W-61/qwen3-8b-base-new-dpo-ultrafeedback-4xh200-batch-128-q_t-0.4-s_star-0.35-20260430-140517
W-61/qwen3-8b-base-new-dpo-ultrafeedback-4xh200-batch-128-q_t-0.4-s_star-0.35-20260430-140517 is an 8 billion parameter Qwen3-based language model fine-tuned by W-61. This model is a DPO-tuned version of jackf857/qwen3-8b-base-sft-ultrachat-4xh200-batch-128, specifically optimized using the HuggingFaceH4/ultrafeedback_binarized dataset.

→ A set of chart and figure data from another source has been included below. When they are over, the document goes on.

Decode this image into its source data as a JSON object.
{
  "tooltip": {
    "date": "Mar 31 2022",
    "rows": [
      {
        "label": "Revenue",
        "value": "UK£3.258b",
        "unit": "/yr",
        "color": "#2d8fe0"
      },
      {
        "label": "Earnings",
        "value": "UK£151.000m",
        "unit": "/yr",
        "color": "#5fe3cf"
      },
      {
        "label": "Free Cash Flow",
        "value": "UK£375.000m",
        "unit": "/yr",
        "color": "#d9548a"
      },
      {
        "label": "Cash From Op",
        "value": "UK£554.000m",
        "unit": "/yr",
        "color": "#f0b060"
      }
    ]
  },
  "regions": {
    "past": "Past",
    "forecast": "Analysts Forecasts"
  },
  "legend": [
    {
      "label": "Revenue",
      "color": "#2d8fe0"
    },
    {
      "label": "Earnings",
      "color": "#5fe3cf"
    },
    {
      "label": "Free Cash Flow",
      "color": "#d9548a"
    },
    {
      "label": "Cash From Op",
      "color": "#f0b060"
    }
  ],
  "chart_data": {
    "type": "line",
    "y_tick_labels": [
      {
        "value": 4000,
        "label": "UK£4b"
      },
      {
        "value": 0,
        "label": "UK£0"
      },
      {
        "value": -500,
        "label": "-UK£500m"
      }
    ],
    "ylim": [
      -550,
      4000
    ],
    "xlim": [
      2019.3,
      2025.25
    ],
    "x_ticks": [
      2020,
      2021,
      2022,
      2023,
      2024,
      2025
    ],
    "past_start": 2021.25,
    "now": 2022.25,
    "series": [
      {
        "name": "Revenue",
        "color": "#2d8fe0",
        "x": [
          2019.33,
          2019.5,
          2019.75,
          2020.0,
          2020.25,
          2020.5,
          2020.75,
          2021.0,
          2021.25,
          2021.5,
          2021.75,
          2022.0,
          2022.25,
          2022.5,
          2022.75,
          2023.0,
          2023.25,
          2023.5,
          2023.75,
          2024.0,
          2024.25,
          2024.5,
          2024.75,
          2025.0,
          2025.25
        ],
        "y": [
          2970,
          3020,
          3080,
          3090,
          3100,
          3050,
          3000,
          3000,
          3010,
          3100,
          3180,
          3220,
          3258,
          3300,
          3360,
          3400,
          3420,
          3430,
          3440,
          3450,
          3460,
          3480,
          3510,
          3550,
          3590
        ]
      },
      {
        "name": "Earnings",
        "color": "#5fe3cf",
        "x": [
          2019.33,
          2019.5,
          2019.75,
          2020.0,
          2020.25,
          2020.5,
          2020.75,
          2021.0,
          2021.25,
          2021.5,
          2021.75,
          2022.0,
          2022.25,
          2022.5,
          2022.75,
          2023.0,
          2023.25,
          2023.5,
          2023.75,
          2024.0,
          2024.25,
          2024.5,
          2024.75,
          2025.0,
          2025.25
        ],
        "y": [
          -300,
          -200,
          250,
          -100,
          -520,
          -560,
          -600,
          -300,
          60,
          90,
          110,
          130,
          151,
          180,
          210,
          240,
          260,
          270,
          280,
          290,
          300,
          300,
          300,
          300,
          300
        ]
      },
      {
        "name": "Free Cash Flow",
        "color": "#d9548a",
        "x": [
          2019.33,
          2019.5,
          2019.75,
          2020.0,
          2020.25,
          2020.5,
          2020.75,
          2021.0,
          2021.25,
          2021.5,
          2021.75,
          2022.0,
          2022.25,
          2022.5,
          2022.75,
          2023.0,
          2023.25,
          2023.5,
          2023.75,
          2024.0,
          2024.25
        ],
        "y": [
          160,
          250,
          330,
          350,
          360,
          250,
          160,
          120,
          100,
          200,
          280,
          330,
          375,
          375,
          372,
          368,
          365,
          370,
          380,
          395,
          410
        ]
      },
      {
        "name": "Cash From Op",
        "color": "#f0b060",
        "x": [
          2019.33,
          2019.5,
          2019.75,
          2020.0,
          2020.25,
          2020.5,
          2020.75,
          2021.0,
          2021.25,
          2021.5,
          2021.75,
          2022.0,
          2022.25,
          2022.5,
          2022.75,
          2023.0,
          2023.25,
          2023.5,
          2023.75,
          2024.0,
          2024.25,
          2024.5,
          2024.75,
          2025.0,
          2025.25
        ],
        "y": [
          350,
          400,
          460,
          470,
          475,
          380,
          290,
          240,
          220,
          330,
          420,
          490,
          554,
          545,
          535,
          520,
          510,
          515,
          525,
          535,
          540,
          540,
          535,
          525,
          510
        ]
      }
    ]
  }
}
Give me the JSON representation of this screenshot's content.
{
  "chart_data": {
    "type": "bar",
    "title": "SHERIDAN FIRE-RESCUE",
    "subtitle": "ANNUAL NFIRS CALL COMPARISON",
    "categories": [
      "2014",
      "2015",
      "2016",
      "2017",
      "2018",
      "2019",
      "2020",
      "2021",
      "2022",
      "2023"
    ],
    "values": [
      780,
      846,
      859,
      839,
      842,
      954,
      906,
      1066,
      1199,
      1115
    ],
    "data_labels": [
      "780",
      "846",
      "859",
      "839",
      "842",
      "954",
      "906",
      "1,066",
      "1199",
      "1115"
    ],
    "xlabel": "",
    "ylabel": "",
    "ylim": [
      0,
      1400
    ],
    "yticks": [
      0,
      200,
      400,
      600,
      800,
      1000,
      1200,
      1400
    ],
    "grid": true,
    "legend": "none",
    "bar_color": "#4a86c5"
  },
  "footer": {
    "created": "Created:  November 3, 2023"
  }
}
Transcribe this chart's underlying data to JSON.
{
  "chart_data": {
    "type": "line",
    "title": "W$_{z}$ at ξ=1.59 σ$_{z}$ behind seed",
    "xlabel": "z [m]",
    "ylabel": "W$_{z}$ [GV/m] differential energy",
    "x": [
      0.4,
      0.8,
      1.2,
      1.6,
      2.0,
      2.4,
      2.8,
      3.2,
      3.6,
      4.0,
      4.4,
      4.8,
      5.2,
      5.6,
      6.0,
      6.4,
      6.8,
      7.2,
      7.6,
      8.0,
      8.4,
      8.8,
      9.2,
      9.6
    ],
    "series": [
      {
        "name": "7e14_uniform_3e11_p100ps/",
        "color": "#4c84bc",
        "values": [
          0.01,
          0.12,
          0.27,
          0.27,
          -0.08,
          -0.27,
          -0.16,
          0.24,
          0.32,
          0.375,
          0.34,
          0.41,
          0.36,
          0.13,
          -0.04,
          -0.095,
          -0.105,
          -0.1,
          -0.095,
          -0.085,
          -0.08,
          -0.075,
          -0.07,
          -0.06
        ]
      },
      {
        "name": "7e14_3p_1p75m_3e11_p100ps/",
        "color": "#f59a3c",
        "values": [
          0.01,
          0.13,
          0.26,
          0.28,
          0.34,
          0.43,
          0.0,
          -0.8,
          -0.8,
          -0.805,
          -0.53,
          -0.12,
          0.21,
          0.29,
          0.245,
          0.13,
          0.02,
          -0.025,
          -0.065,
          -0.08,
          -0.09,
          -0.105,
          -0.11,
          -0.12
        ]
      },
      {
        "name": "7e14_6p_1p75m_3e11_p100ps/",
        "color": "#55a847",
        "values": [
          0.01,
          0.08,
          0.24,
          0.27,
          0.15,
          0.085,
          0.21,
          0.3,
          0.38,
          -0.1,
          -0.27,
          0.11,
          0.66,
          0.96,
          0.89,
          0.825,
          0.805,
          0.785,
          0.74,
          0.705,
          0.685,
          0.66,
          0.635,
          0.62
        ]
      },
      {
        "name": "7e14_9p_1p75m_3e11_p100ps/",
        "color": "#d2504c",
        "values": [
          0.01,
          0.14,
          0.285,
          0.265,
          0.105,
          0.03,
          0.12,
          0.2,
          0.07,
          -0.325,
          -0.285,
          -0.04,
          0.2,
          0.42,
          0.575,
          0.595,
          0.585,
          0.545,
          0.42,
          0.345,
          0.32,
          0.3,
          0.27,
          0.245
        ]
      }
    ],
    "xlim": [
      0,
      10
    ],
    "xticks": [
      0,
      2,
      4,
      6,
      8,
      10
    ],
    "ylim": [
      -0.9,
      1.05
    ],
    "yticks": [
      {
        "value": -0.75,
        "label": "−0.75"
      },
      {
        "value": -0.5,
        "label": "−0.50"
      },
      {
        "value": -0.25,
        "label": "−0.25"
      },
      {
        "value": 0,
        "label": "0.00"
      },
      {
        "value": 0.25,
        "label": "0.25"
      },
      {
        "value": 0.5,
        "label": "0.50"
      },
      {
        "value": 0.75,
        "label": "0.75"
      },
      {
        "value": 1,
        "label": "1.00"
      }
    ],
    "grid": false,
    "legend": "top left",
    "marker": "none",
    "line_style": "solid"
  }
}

It is designed for improved response quality and alignment through direct preference optimization.
Loading preview...
Model Overview
This model, developed by W-61, is an 8 billion parameter Qwen3-based language model. It is a fine-tuned iteration of jackf857/qwen3-8b-base-sft-ultrachat-4xh200-batch-128, specifically enhanced through Direct Preference Optimization (DPO).
Key Capabilities
- Preference Alignment: Optimized using the
HuggingFaceH4/ultrafeedback_binarizeddataset, indicating a focus on aligning model outputs with human preferences. - DPO Fine-tuning: Leverages Direct Preference Optimization for improved response quality and reduced undesirable outputs.
Training Details
The model was trained for 1 epoch with a learning rate of 5e-07 and a total batch size of 128 across 4 GPUs. The training process utilized an AdamW optimizer and a cosine learning rate scheduler with a 0.1 warmup ratio. Evaluation metrics show a final loss of 0.6076, with specific DPO-related metrics like a mean margin of 54.4214 and a chosen log-probability of -331.5330, suggesting effective preference learning.
Good For
- Applications requiring models with improved alignment to human feedback.
- Tasks where response quality and preference adherence are critical.